Williams couldn't explain the decline beyond citing a few boarded-up apartment complexes, vacant trailer parks and the death of several longtime residents.
"Verona stands in a good place: We're just a few minutes away from the medical center, we've got two four-lane highways," he said. "We can't help but see growth in the future."
Across the region, a few other cities shrank in population - Aberdeen, Houston and Ripley among them.
But most communities added people, including Oxford, which grew by 7,160 residents for a total population gain of nearly 61 percent.
Lee County itself grew by 9.4 percent, adding 7,155 residents.
The mayors of the fastest-growing cities showed little surprise at the census data this week.
"Why the growth?" said Saltillo Mayor Bill Williams. "No. 1, it's the quality of our schools. No. 2 is our proximity to the regional shopping hub at Barnes Crossing. And No. 3 is our relative housing price is still a little bit lower than in some other areas; however, that's changing."
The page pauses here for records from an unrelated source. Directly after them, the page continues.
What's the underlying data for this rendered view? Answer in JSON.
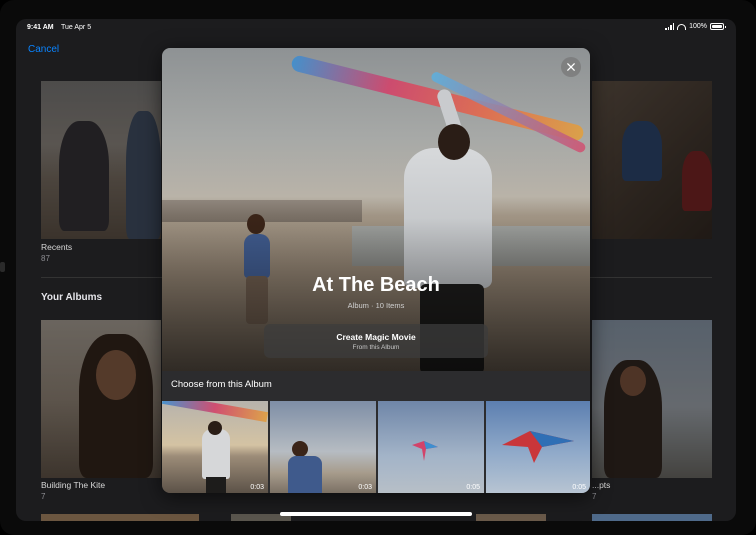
{
  "status_bar": {
    "time": "9:41 AM",
    "date": "Tue Apr 5",
    "battery": "100%"
  },
  "nav": {
    "cancel_label": "Cancel"
  },
  "recents": {
    "label": "Recents",
    "count": "87"
  },
  "your_albums": {
    "title": "Your Albums",
    "items": [
      {
        "label": "Building The Kite",
        "count": "7"
      },
      {
        "label": "...pts",
        "count": "7"
      }
    ]
  },
  "modal": {
    "album_title": "At The Beach",
    "album_subtitle": "Album · 10 Items",
    "magic_movie": {
      "title": "Create Magic Movie",
      "subtitle": "From this Album"
    },
    "choose_label": "Choose from this Album",
    "thumbnails": [
      {
        "duration": "0:03"
      },
      {
        "duration": "0:03"
      },
      {
        "duration": "0:05"
      },
      {
        "duration": "0:05"
      }
    ]
  },
  "colors": {
    "accent": "#0a84ff",
    "background": "#1c1c1e",
    "modal": "#2c2c2e"
  }
}
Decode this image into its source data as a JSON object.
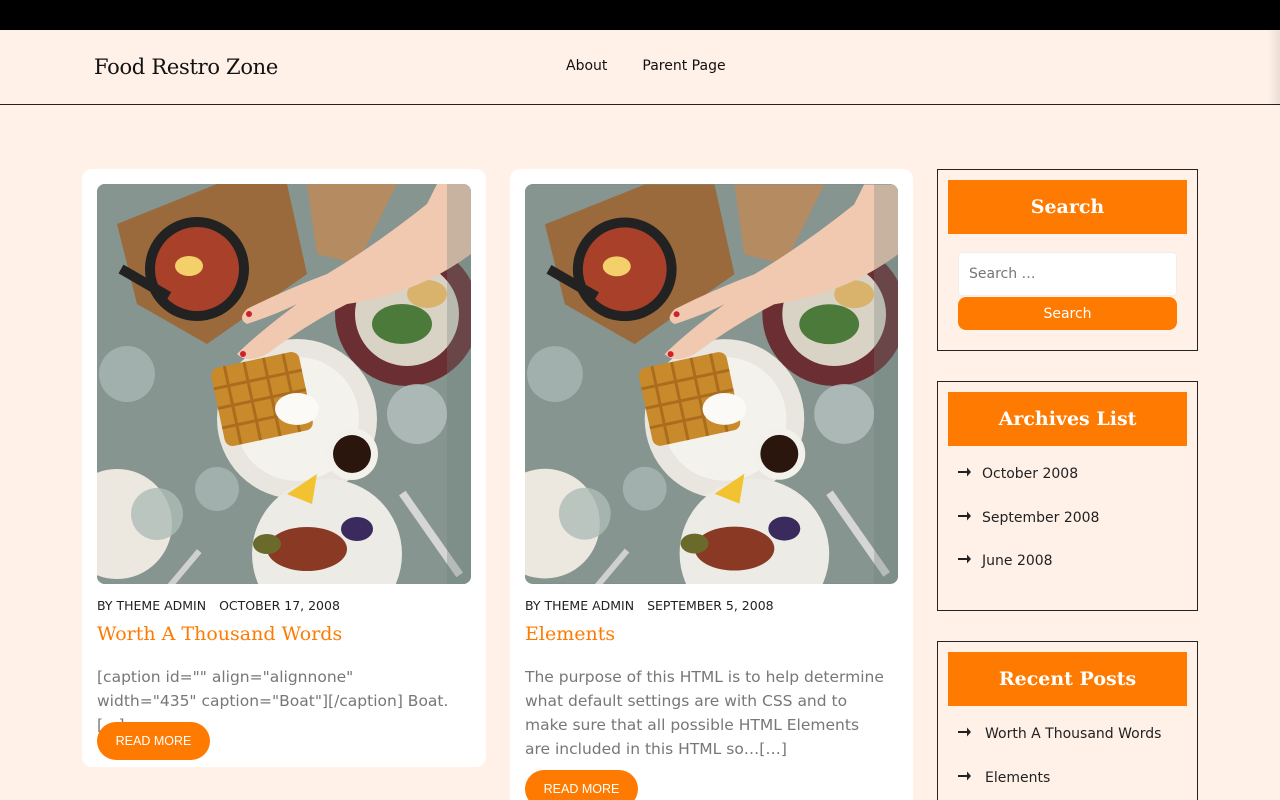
{
  "site": {
    "title": "Food Restro Zone"
  },
  "nav": {
    "items": [
      "About",
      "Parent Page"
    ]
  },
  "posts": [
    {
      "author": "BY THEME ADMIN",
      "date": "OCTOBER 17, 2008",
      "title": "Worth A Thousand Words",
      "excerpt": "[caption id=\"\" align=\"alignnone\" width=\"435\" caption=\"Boat\"][/caption] Boat.[…]",
      "read_more": "READ MORE",
      "image_icon": "food-table-photo"
    },
    {
      "author": "BY THEME ADMIN",
      "date": "SEPTEMBER 5, 2008",
      "title": "Elements",
      "excerpt": "The purpose of this HTML is to help determine what default settings are with CSS and to make sure that all possible HTML Elements are included in this HTML so…[…]",
      "read_more": "READ MORE",
      "image_icon": "food-table-photo"
    }
  ],
  "sidebar": {
    "search": {
      "title": "Search",
      "placeholder": "Search …",
      "button": "Search"
    },
    "archives": {
      "title": "Archives List",
      "items": [
        "October 2008",
        "September 2008",
        "June 2008"
      ]
    },
    "recent": {
      "title": "Recent Posts",
      "items": [
        "Worth A Thousand Words",
        "Elements"
      ]
    }
  },
  "colors": {
    "accent": "#ff7a00",
    "background": "#fff1e8",
    "topbar": "#000000"
  }
}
Adding hundreds of people to a community, of course, means expanding municipal services and even borders. Guntown, which experienced the county's highest growth rate, is extending its water and sewer system. It's also eyeing annexation.
"It's hard to stay up with it the way it's growing," Herring said. "We've got real high hopes for Guntown. It's going to be on map."
It's not going to be a competition, though, said Saltillo's mayor. Williams said each community wants the best for itself but also for its neighbors. He specifically said that Tupelo's success benefits everyone, and that he wants to see that city thrive.
So does Reed.
"Tupelo's still the most significant city in Northeast Mississippi," he said, "and I want to do everything I can to help it continue to be a great place for the people who live here and for the people who live around here."